Hot or Cold: How Reverse Cycle Air Conditioner Works

A reverse cycle air conditioner refers to a heating-cooling system that reverses its refrigeration cycle. During winter season, reverse cycle air conditioners take heat from outside and transfer it inside the house. These units reverse their function during the summer – they take heat energy from inside the home and transfer it outdoors.
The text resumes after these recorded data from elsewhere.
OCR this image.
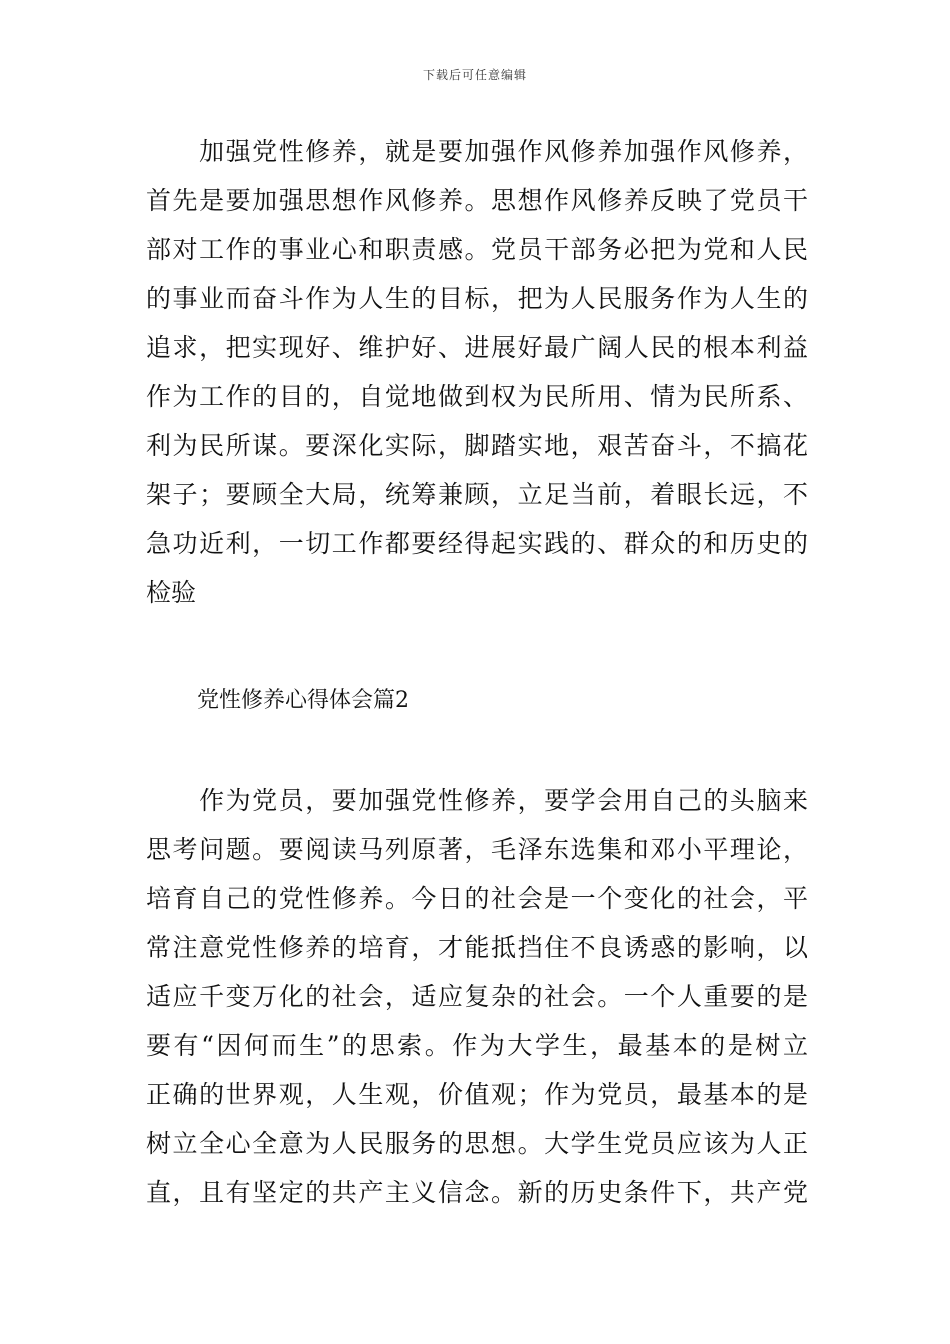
下载后可任意编辑
　　加强党性修养，就是要加强作风修养加强作风修养，
首先是要加强思想作风修养。思想作风修养反映了党员干
部对工作的事业心和职责感。党员干部务必把为党和人民
的事业而奋斗作为人生的目标，把为人民服务作为人生的
追求，把实现好、维护好、进展好最广阔人民的根本利益
作为工作的目的，自觉地做到权为民所用、情为民所系、
利为民所谋。要深化实际，脚踏实地，艰苦奋斗，不搞花
架子；要顾全大局，统筹兼顾，立足当前，着眼长远，不
急功近利，一切工作都要经得起实践的、群众的和历史的
检验
党性修养心得体会篇2
　　作为党员，要加强党性修养，要学会用自己的头脑来
思考问题。要阅读马列原著，毛泽东选集和邓小平理论，
培育自己的党性修养。今日的社会是一个变化的社会，平
常注意党性修养的培育，才能抵挡住不良诱惑的影响，以
适应千变万化的社会，适应复杂的社会。一个人重要的是
要有“因何而生”的思索。作为大学生，最基本的是树立
正确的世界观，人生观，价值观；作为党员，最基本的是
树立全心全意为人民服务的思想。大学生党员应该为人正
直，且有坚定的共产主义信念。新的历史条件下，共产党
As with most commercial air conditioning systems, there are different types of reverse cycle air conditioner available on the market.

Split systems

A split-system air conditioner separates the system’s hot side from the cold side. The cold side is composed of an expansion valve and cold coil. It is usually placed into a blast furnace or air handler. The air handler helps by blowing air through the coil and then routing the air all over the building interior using a series of ducts. The hot side is the condensing unit is located on the outside of the building. The unit is made up of a long, spiral coil that looks like a cylinder. A fan blows air from inside the coil with the help of a weather-resistant compressor and software control logic.

Multi-head split systems

Multiple split or multi-head air conditioners have several wall split air conditioners powered by a single outdoor unit. This type of air conditioner provides flexibility as allows the control of individual room temperature and airflow.

Ducted systems

Ducted refrigerated air conditioning can cool and heat the inside of the building when needed as it filters the air and removes humidity. It combines the functionality of a ducted heating and a split system in each room but without the high cost.

A reverse cycle air conditioning system is designed to be more efficient than other electric heaters. In fact, most reverse cycle air conditioners can transfer three units of heat per electrical energy unit that they consume. With reverse cycle air conditioner, your home can become hot when it’s cold and, conversely, cold when it’s hot. Just like that Katy Perry song.